Masih lekat di ingatan, sekian produk regulasi terbit tanpa melalui pelibatan publik yang memadai. Tak ayal, gejala ini akhirnya pun memantik gelombang protes dan aksi demonstrasi. Sejujurnya, apakah peristiwa semacam itu berlangsung secara tidak demokratis? Secara prosedural, dengan meyakinkan kita bisa bilang sesuai dengan prinsip demokrasi. Namun secara esensial, mari kita pertanyakan kembali.
Melalui tiga tulisan Mbah Nun—Saya Anti Demokrasi, Titik Nadir Demokrasi, dan Cacat Demokrasi. Tulisan itu mengajak kita untuk merenung lebih dalam. Ia mengingatkan kita bahwa demokrasi, meski seringkali dipuji, menyimpan tantangan dan kerentanannya sendiri. Ia bukan sekadar menggugat, tetapi lebih pada mengajak kita untuk melihatnya dalam dimensi yang lebih jernih. Mbah Nun memotret demokrasi bukan hanya sebagai sistem, tetapi sebagai praktik yang bisa mengabaikan potensi manusia jika tidak dilihat dengan hati yang jernih.
“Demokrasi adalah sistem yang menghina akal sehat manusia dan mengebiri potensi rakyat.”
– Saya Anti Demokrasi
Kritik ini bukan hanya bicara tentang ketidakpuasan, melainkan juga tentang keprihatinan terhadap bangsa yang seringkali enggan untuk melihat lebih dalam, dan lebih sering terjebak dalam rutinitas yang tampaknya sudah cukup, padahal sejatinya banyak ruang untuk pemahaman yang lebih mendalam dan pemberdayaan yang lebih bermakna.
“Demokrasi di Indonesia telah mencapai titik terendah, di mana rakyat hanya penting saat pemilu, setelah itu dilupakan.”
– Titik Nadir Demokrasi
Ini bukan sekadar kritik terhadap sistem yang ada, tetapi sebuah ajakan untuk membebaskan cara kita berpikir. Mengajak untuk keluar dari dikotomi antara demokrasi dan tirani, untuk meresapi lebih dalam makna keadilan, kemanusiaan, dan kedaulatan sejati. Agar kita tidak terus terjebak pada mekanisme yang seolah-olah menjanjikan segala kebaikan, padahal seringkali terlupakan esensi dari sistem itu sendiri.

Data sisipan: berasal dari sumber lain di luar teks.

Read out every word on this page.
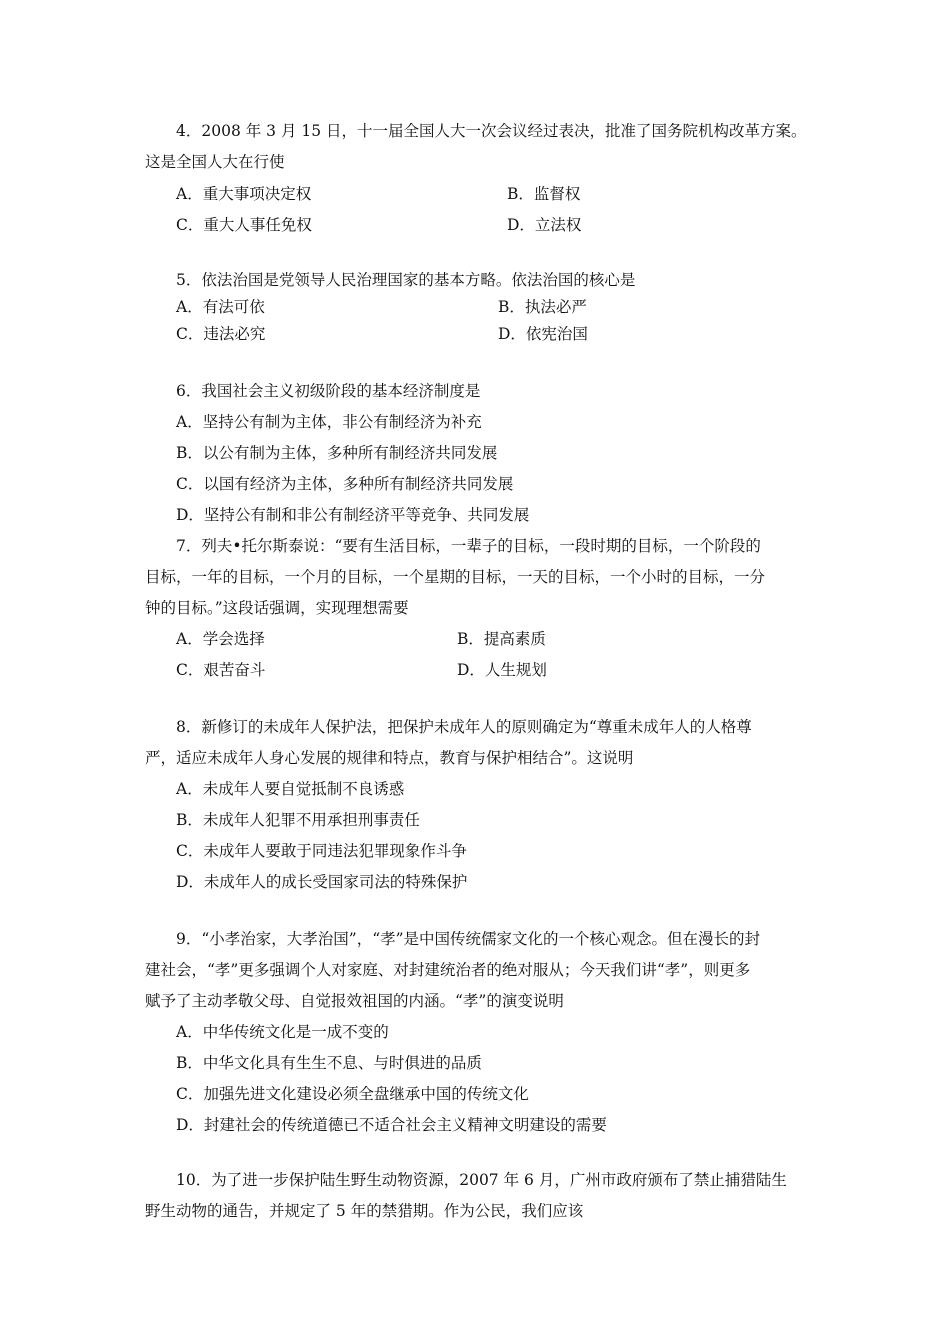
4．2008 年 3 月 15 日，十一届全国人大一次会议经过表决，批准了国务院机构改革方案。
这是全国人大在行使
A．重大事项决定权	B．监督权
C．重大人事任免权	D．立法权
5．依法治国是党领导人民治理国家的基本方略。依法治国的核心是
A．有法可依	B．执法必严
C．违法必究	D．依宪治国
6．我国社会主义初级阶段的基本经济制度是
A．坚持公有制为主体，非公有制经济为补充
B．以公有制为主体，多种所有制经济共同发展
C．以国有经济为主体，多种所有制经济共同发展
D．坚持公有制和非公有制经济平等竞争、共同发展
7．列夫•托尔斯泰说：“要有生活目标，一辈子的目标，一段时期的目标，一个阶段的
目标，一年的目标，一个月的目标，一个星期的目标，一天的目标，一个小时的目标，一分
钟的目标。”这段话强调，实现理想需要
A．学会选择	B．提高素质
C．艰苦奋斗	D．人生规划
8．新修订的未成年人保护法，把保护未成年人的原则确定为“尊重未成年人的人格尊
严，适应未成年人身心发展的规律和特点，教育与保护相结合”。这说明
A．未成年人要自觉抵制不良诱惑
B．未成年人犯罪不用承担刑事责任
C．未成年人要敢于同违法犯罪现象作斗争
D．未成年人的成长受国家司法的特殊保护
9．“小孝治家，大孝治国”，“孝”是中国传统儒家文化的一个核心观念。但在漫长的封
建社会，“孝”更多强调个人对家庭、对封建统治者的绝对服从；今天我们讲“孝”，则更多
赋予了主动孝敬父母、自觉报效祖国的内涵。“孝”的演变说明
A．中华传统文化是一成不变的
B．中华文化具有生生不息、与时俱进的品质
C．加强先进文化建设必须全盘继承中国的传统文化
D．封建社会的传统道德已不适合社会主义精神文明建设的需要
10．为了进一步保护陆生野生动物资源，2007 年 6 月，广州市政府颁布了禁止捕猎陆生
野生动物的通告，并规定了 5 年的禁猎期。作为公民，我们应该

“Demokrasi telah menjadi kendaraan busuk, penuh penumpang busuk, menuju tujuan yang busuk pula.”
– Cacat Demokrasi
Namun, apa yang lebih menarik dari pembahasan ini adalah kenyataan bahwa krisis yang kita hadapi tidak hanya pada soal politik semata. Dalam perjalanan hidup berbangsa, kita juga dihadapkan pada krisis dalam keberagamaan, kebudayaan, dan jurnalisme.
Agama, yang seharusnya menjadi sumber kebijaksanaan dan pencerahan, justru terkadang malah diperalat untuk tujuan yang sangat jauh dari esensinya.
Kebudayaan, yang mestinya menjadi ruang kreativitas dan pemaknaan, seringkali kehilangan arah dalam hiruk-pikuk simbol yang teramat dangkal.
Media, yang seharusnya menjadi penyampai kebenaran, seringkali terjebak dalam arus informasi yang membuatnya kehilangan kejernihan.
Pemerintahan yang buruk bukanlah sebuah kecelakaan. Ia adalah konsekuensi dari kecenderungan kita untuk tidak mau merenung, takut menghadapi kompleksitas dan meremehkan kesederhanaan. Dalam ketidaksiapan untuk menghadapi tantangan ini, kebutaan kita rasa-rasanya semakin dalam.
Namun di tengah semua itu, mungkin inilah saat yang diberikan Allah untuk kita merenung, untuk mencari jalan pulang. Mungkin di tengah kegelapan ini kita diberi kesempatan untuk kembali menemukan kewarasan, untuk mendengar panggilan nurani, untuk menghidupkan kembali kemanusiaan yang kadang terabaikan dalam pergolakan politik.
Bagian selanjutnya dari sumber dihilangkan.